Justice John Paul Stevens, in a dissent joined by Justice Souter and Justice Ginsburg, argued that "the Court does serious violence to the First Amendment in upholding—indeed, lauding—a school's decision to punish Frederick for expressing a view with which it disagreed. Stevens wrote:

the school's interest in protecting its students from exposure to speech "reasonably regarded as promoting illegal drug use," ante, at 1, cannot justify disciplining Frederick for his attempt to make an ambiguous statement to a television audience simply because it contained an oblique reference to drugs. The First Amendment demands more, indeed, much more.

Stevens excoriated the majority decision as one that "trivializes the two cardinal principles upon which Tinker rests," because it "upholds a punishment meted out on the basis of a listener's disagreement with her understanding (or, more likely, misunderstanding) of the speaker's viewpoint." Moreover, he noted, "Encouraging drug use might well increase the likelihood that a listener will try an illegal drug, but that hardly justifies censorship." "[C]arving out pro-drug speech for uniquely harsh treatment," wrote Stevens, "finds no support in our case law and is inimical to the values protected by the First Amendment."
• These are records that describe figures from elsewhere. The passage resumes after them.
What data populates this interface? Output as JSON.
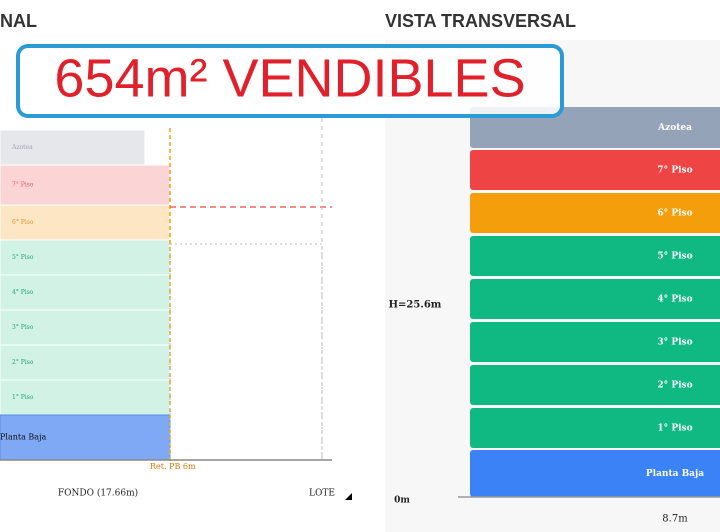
{
  "left_panel": {
    "title": "NAL",
    "floors": [
      "Azotea",
      "7° Piso",
      "6° Piso",
      "5° Piso",
      "4° Piso",
      "3° Piso",
      "2° Piso",
      "1° Piso",
      "Planta Baja"
    ],
    "setback_label": "Ret. PB 6m",
    "depth_label": "FONDO (17.66m)",
    "lot_label": "LOTE"
  },
  "right_panel": {
    "title": "VISTA TRANSVERSAL",
    "floors": [
      "Azotea",
      "7° Piso",
      "6° Piso",
      "5° Piso",
      "4° Piso",
      "3° Piso",
      "2° Piso",
      "1° Piso",
      "Planta Baja"
    ],
    "height_label": "H=25.6m",
    "base_label": "0m",
    "width_label": "8.7m"
  },
  "overlay": {
    "text": "654m² VENDIBLES"
  }
}
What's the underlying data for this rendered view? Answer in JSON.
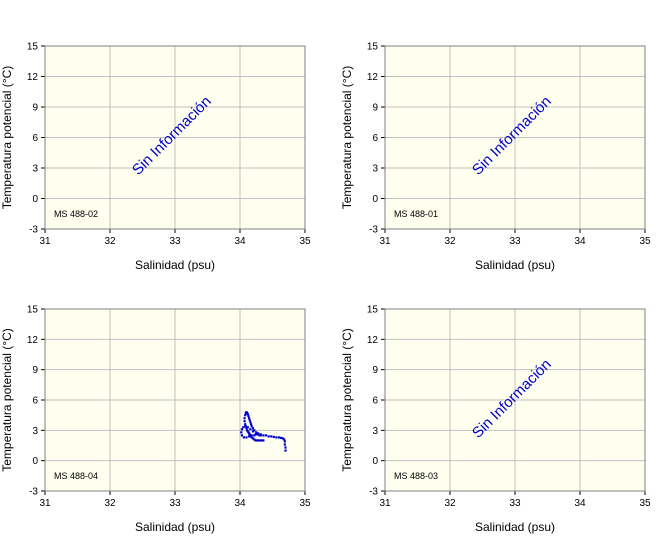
{
  "colors": {
    "plot_background": "#FFFFF0",
    "grid": "#C0C0C0",
    "frame": "#808080",
    "series": "#0000CC",
    "no_info_text": "#0000CC"
  },
  "chart_data": [
    {
      "type": "scatter",
      "station": "MS 488-02",
      "xlabel": "Salinidad (psu)",
      "ylabel": "Temperatura potencial (°C)",
      "xlim": [
        31,
        35
      ],
      "ylim": [
        -3,
        15
      ],
      "xticks": [
        "31",
        "32",
        "33",
        "34",
        "35"
      ],
      "yticks": [
        "-3",
        "0",
        "3",
        "6",
        "9",
        "12",
        "15"
      ],
      "annotation": "Sin Información",
      "series": []
    },
    {
      "type": "scatter",
      "station": "MS 488-01",
      "xlabel": "Salinidad (psu)",
      "ylabel": "Temperatura potencial (°C)",
      "xlim": [
        31,
        35
      ],
      "ylim": [
        -3,
        15
      ],
      "xticks": [
        "31",
        "32",
        "33",
        "34",
        "35"
      ],
      "yticks": [
        "-3",
        "0",
        "3",
        "6",
        "9",
        "12",
        "15"
      ],
      "annotation": "Sin Información",
      "series": []
    },
    {
      "type": "scatter",
      "station": "MS 488-04",
      "xlabel": "Salinidad (psu)",
      "ylabel": "Temperatura potencial (°C)",
      "xlim": [
        31,
        35
      ],
      "ylim": [
        -3,
        15
      ],
      "xticks": [
        "31",
        "32",
        "33",
        "34",
        "35"
      ],
      "yticks": [
        "-3",
        "0",
        "3",
        "6",
        "9",
        "12",
        "15"
      ],
      "annotation": "",
      "series": [
        {
          "name": "MS 488-04",
          "x": [
            34.7,
            34.7,
            34.69,
            34.69,
            34.68,
            34.66,
            34.63,
            34.6,
            34.56,
            34.52,
            34.48,
            34.44,
            34.4,
            34.36,
            34.32,
            34.28,
            34.25,
            34.22,
            34.2,
            34.18,
            34.17,
            34.16,
            34.15,
            34.14,
            34.13,
            34.12,
            34.11,
            34.1,
            34.09,
            34.08,
            34.07,
            34.07,
            34.08,
            34.09,
            34.1,
            34.11,
            34.12,
            34.13,
            34.14,
            34.15,
            34.16,
            34.17,
            34.18,
            34.2,
            34.22,
            34.24,
            34.26,
            34.28,
            34.3,
            34.33,
            34.36,
            34.25,
            34.2,
            34.16,
            34.12,
            34.08,
            34.05,
            34.03,
            34.02,
            34.03,
            34.06,
            34.1,
            34.14,
            34.18,
            34.22,
            34.24,
            34.26,
            34.28,
            34.3,
            34.32
          ],
          "y": [
            1.0,
            1.3,
            1.6,
            1.9,
            2.1,
            2.2,
            2.25,
            2.3,
            2.3,
            2.35,
            2.4,
            2.4,
            2.5,
            2.5,
            2.6,
            2.7,
            2.8,
            3.0,
            3.2,
            3.4,
            3.6,
            3.8,
            4.0,
            4.2,
            4.4,
            4.6,
            4.7,
            4.8,
            4.7,
            4.5,
            4.2,
            3.9,
            3.6,
            3.4,
            3.2,
            3.0,
            2.9,
            2.8,
            2.7,
            2.6,
            2.5,
            2.4,
            2.3,
            2.2,
            2.1,
            2.0,
            2.0,
            2.0,
            2.0,
            2.0,
            2.0,
            2.6,
            2.9,
            3.1,
            3.3,
            3.4,
            3.3,
            3.1,
            2.8,
            2.5,
            2.3,
            2.3,
            2.4,
            2.5,
            2.5,
            2.6,
            2.6,
            2.6,
            2.5,
            2.5
          ]
        }
      ]
    },
    {
      "type": "scatter",
      "station": "MS 488-03",
      "xlabel": "Salinidad (psu)",
      "ylabel": "Temperatura potencial (°C)",
      "xlim": [
        31,
        35
      ],
      "ylim": [
        -3,
        15
      ],
      "xticks": [
        "31",
        "32",
        "33",
        "34",
        "35"
      ],
      "yticks": [
        "-3",
        "0",
        "3",
        "6",
        "9",
        "12",
        "15"
      ],
      "annotation": "Sin Información",
      "series": []
    }
  ]
}
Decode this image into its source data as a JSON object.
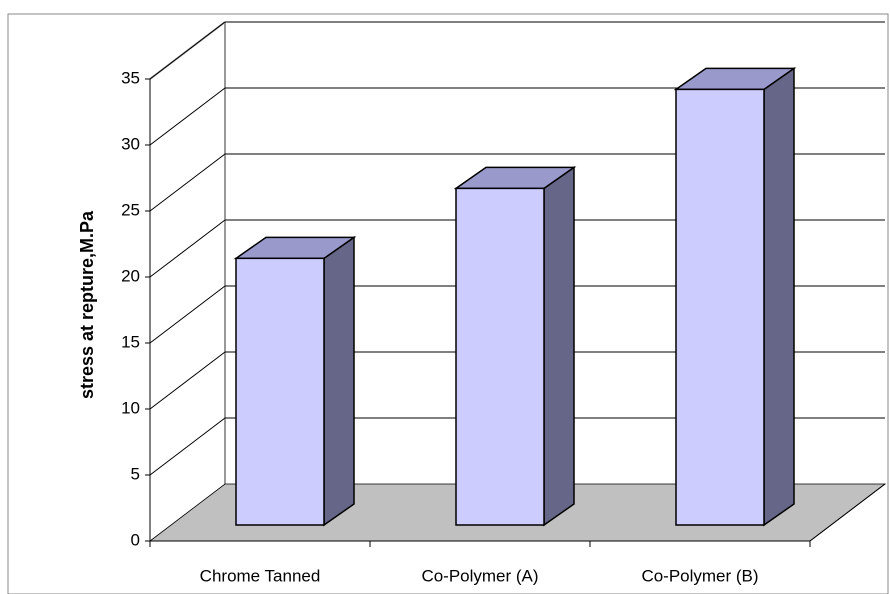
{
  "chart_data": {
    "type": "bar3d",
    "y_label": "stress at repture,M.Pa",
    "categories": [
      "Chrome Tanned",
      "Co-Polymer (A)",
      "Co-Polymer (B)"
    ],
    "values": [
      20.2,
      25.5,
      33
    ],
    "color": "#ccccff",
    "side_color": "#666688",
    "top_color": "#9999cc",
    "ylim": [
      0,
      35
    ],
    "yticks": [
      0,
      5,
      10,
      15,
      20,
      25,
      30,
      35
    ],
    "grid": true
  }
}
Stevens also took issue with the majority's interpretation of the banner as being a serious incitement to drug use:

Admittedly, some high school students (including those who use drugs) are dumb. Most students, however, do not shed their brains at the schoolhouse gate, and most students know dumb advocacy when they see it. The notion that the message on this banner would actually persuade either the average student or even the dumbest one to change his or her behavior is most implausible.

Stevens argued that it would be "profoundly unwise to create special rules for speech about drug and alcohol use," pointing to the historical examples of both opposition to the Vietnam War and resistance to Prohibition in the 1920s. Pointing to the current debate over medical marijuana, Stevens concluded, "Surely our national experience with alcohol should make us wary of dampening speech suggesting—however inarticulately—that it would be better to tax and regulate marijuana than to persevere in a futile effort to ban its use entirely."